FROM IRON BOILER TO CONFEDERATE SECRET WEAPON
Crew members reported that on test runs, H.L. Hunley would surface so near enemy ships, they could hear Union sailors singing.
From a cylindrical iron boiler bound together by iron strips and rivets, the H.L. Hunley began to take shape. At each of the sub's tapered ends were water ballast tanks with a seacock open to the outside water. The H.L. Hunley crew could submerge their vessel by opening the seacock and filling the ballast tanks. With a hand pump they could eject water from the ballast tanks and raise the sub. By the light of a single candle, a mercury gauge located near the forward tank was used by the crew to verify their depth. Her 4,000 pound keel ensured they would travel through the water upright.

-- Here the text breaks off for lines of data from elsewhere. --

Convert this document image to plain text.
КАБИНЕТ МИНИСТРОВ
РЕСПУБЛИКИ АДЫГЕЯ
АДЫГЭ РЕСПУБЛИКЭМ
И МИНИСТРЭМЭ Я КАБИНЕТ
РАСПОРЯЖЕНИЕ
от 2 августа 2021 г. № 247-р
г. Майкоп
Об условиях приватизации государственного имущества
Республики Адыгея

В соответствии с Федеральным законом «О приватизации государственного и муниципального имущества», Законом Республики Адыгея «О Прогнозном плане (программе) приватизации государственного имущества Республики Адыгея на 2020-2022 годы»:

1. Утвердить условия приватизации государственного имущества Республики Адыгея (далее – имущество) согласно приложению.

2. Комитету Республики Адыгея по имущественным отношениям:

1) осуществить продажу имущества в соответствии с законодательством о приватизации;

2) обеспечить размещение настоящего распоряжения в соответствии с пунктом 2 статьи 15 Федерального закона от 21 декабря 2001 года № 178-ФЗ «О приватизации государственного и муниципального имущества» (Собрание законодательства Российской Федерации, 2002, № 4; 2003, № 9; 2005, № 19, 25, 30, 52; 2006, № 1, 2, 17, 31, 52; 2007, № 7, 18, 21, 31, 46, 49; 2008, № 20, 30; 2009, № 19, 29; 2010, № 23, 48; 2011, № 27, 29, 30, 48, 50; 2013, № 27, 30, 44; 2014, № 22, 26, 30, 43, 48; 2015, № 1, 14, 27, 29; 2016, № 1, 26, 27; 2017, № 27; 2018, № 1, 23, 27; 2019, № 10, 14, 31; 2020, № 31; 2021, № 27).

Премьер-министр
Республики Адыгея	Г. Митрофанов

A hypothetical depth gauge.
The heavy hatch covers were fitted with water-tight rubber gaskets and could be locked from the inside. These hatches sat atop two conning towers and were positioned 16 feet 3 inches apart. Several small viewing ports were located on each conning tower.
On top of the sub sat an air box that never worked as designed. Also referred to as a snorkel box, this simple contraption had a hollow shaft running through it. The ends of the shaft were bent upward, forming four-foot snorkel tubes that were fitted with stopcocks so they could be closed when the sub dived below four feet. However, without rising to the surface to take on fresh air, the sub could still remain underwater for over two very long hours.
Illustration of a hatch
Once all crewmembers were inside the submarine and in their stations, there was barely enough room to move within the sub. Even getting in and out was a tight squeeze. The two hatchways, one fore and one aft, were cylindrical "manholes" whose openings measured just 14 inches by 15 3/4 inches. Entering the submarine was like trying to fit through the center of tire.